Penché sur le menu plastifié de la pizzeria, Steeve déchiffrait chaque ingrédient.

— Je vois, oui. Il est clair que l'ananas sur la pizza est un sujet capital.

— Ben voilà ! On est d'accord !

Son sourire vainqueur laissait deviner qu'il ignorait royalement l'ironie de cette réponse. Les coudes appuyés sur ses genoux, Travis lisait la carte lui aussi quand la voix de sa mère parut depuis la cuisine.

— Chéri ? Tu me prends comme d'habitude ?

— Pas de problème, m'man !

— Ta mère est génialoïde.

Travis releva la tête du menu.

— Parce qu'elle mange de la pizza ?

— Précisément, mec. Précisément !

Steeve lui tendit la carte avant de se laisser tomber contre le dossier du canapé.

— C'est même pas la peine de tenter d'en faire entrer une chez moi tant que ma mère y est. Mais, imita-t-il, Steven McRoilly je ne t'ai pas nourri et porté pendant neuf mois pour que tu détruises ta santé en ingurgitant des additifs et du sucre. Es-tu seulement au courant du nombre de glucides dans une pizza ? Tiens, mange plutôt des pâtes de konjac.

Travis éclata de rire, le visage dissimulé derrière le menu.

— Désolé. Je me doute que ce n'est pas drôle en soi... Très belle imitation, ceci dit.

— Et t'as encore rien vu...

Steeve passa la main dans ses cheveux châtains. Confortablement installé contre le rembourré du canapé, il tourna la tête vers son hôte, un rire contenu dans ses prunelles malgré sa petite moue blasée.

— Viens, on vole du sucre. Et on le mange en cachette, murmura Travis.

— Non, mais t'es un ouf toi. J'en suis pas à ce stade de rébellion !

— Dommage... Je te pensais plus courageux que ça.

— Tout plaquer et se casser pour manger du sucre en toute liberté. C'est le projet de ma vie, assura Steeve. Oh ! re-salut toi.

Capsule venait de sauter sur l'accoudoir pour se poser sur ses cuisses.

— Cap's, t'es un pot de colle !

Travis riait pourtant. Le matou quémandait déjà des caresses en poussant, de son museau, la main de Steeve.

— Travis ? Quand vous aurez commandé, tu pourras venir une seconde ?
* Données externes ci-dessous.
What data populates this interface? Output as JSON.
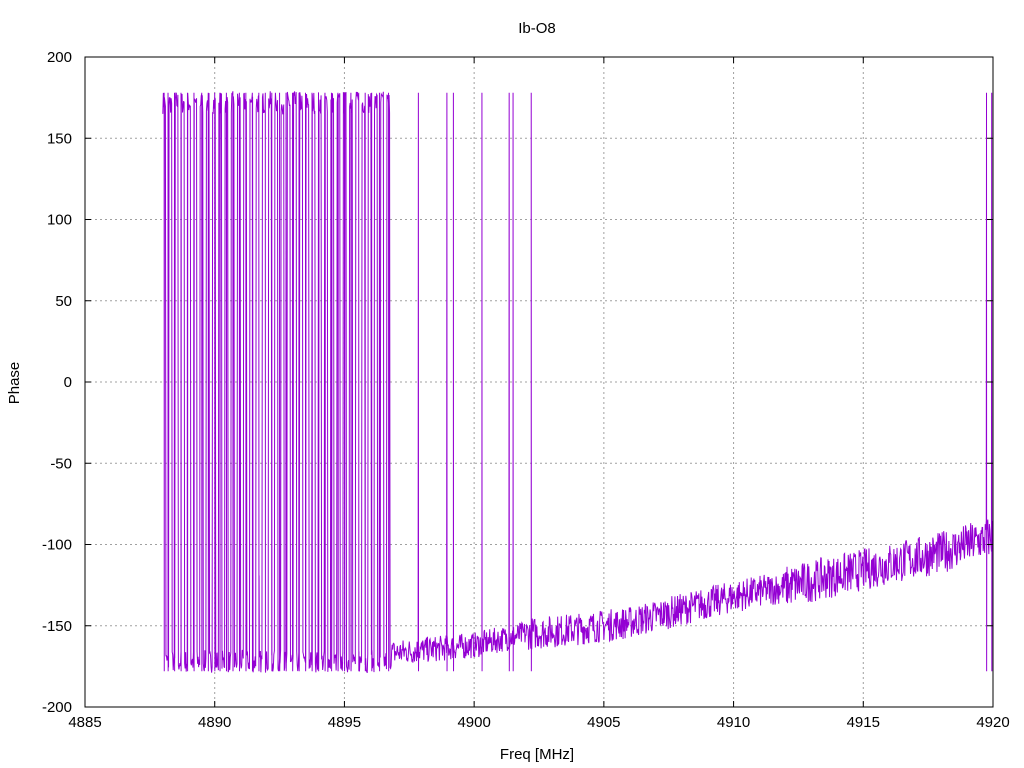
{
  "chart_data": {
    "type": "line",
    "title": "Ib-O8",
    "xlabel": "Freq [MHz]",
    "ylabel": "Phase",
    "xlim": [
      4885,
      4920
    ],
    "ylim": [
      -200,
      200
    ],
    "xticks": [
      4885,
      4890,
      4895,
      4900,
      4905,
      4910,
      4915,
      4920
    ],
    "yticks": [
      -200,
      -150,
      -100,
      -50,
      0,
      50,
      100,
      150,
      200
    ],
    "xtick_labels": [
      "4885",
      "4890",
      "4895",
      "4900",
      "4905",
      "4910",
      "4915",
      "4920"
    ],
    "ytick_labels": [
      "-200",
      "-150",
      "-100",
      "-50",
      "0",
      "50",
      "100",
      "150",
      "200"
    ],
    "grid": true,
    "legend": "none",
    "series": [
      {
        "color": "#9400d3",
        "x_start": 4888.0,
        "x_end": 4920.0,
        "wrap_jump_frequencies": [
          4888.05,
          4888.2,
          4888.45,
          4888.7,
          4888.95,
          4889.2,
          4889.5,
          4889.75,
          4890.0,
          4890.2,
          4890.45,
          4890.7,
          4890.95,
          4891.2,
          4891.45,
          4891.7,
          4891.95,
          4892.2,
          4892.5,
          4892.75,
          4893.0,
          4893.25,
          4893.5,
          4893.75,
          4894.0,
          4894.25,
          4894.5,
          4894.75,
          4895.0,
          4895.25,
          4895.55,
          4895.8,
          4896.05,
          4896.35,
          4896.7,
          4897.85,
          4898.95,
          4899.2,
          4900.3,
          4901.35,
          4901.5,
          4902.2,
          4919.75,
          4919.95
        ],
        "phase_trend": [
          {
            "x": 4888.0,
            "y": 172
          },
          {
            "x": 4890.0,
            "y": 170
          },
          {
            "x": 4892.0,
            "y": -175
          },
          {
            "x": 4894.0,
            "y": -172
          },
          {
            "x": 4896.0,
            "y": -168
          },
          {
            "x": 4898.0,
            "y": -165
          },
          {
            "x": 4900.0,
            "y": -162
          },
          {
            "x": 4902.0,
            "y": -155
          },
          {
            "x": 4904.0,
            "y": -152
          },
          {
            "x": 4906.0,
            "y": -148
          },
          {
            "x": 4908.0,
            "y": -140
          },
          {
            "x": 4910.0,
            "y": -132
          },
          {
            "x": 4912.0,
            "y": -126
          },
          {
            "x": 4914.0,
            "y": -119
          },
          {
            "x": 4916.0,
            "y": -112
          },
          {
            "x": 4918.0,
            "y": -105
          },
          {
            "x": 4920.0,
            "y": -95
          }
        ]
      }
    ]
  }
}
Il se redressa, cherchant sa mère des yeux. Son sang se solidifia peu à peu. Elle ne l'appelait presque jamais par son prénom.

— Vas-y. J'appelle, répondit Steeve, le téléphone en main. J'irai me doucher après. Comme ça vous aurez le temps de discuter.

Le visage vide de toute émotion, Travis hocha la tête.

— Les serviettes sont...

— Eh, ça devrait aller. Au pire, j'ouvre les placards. Je devrais me débrouiller !

Toute trace de taquinerie s'était envolée de son visage. Steeve avait connu bien trop de discussions familiales à son goût pour plaisanter sur le sujet.

Travis rejoignit donc sa mère. Il ferma la porte de cuisine derrière lui, la bouche desséchée.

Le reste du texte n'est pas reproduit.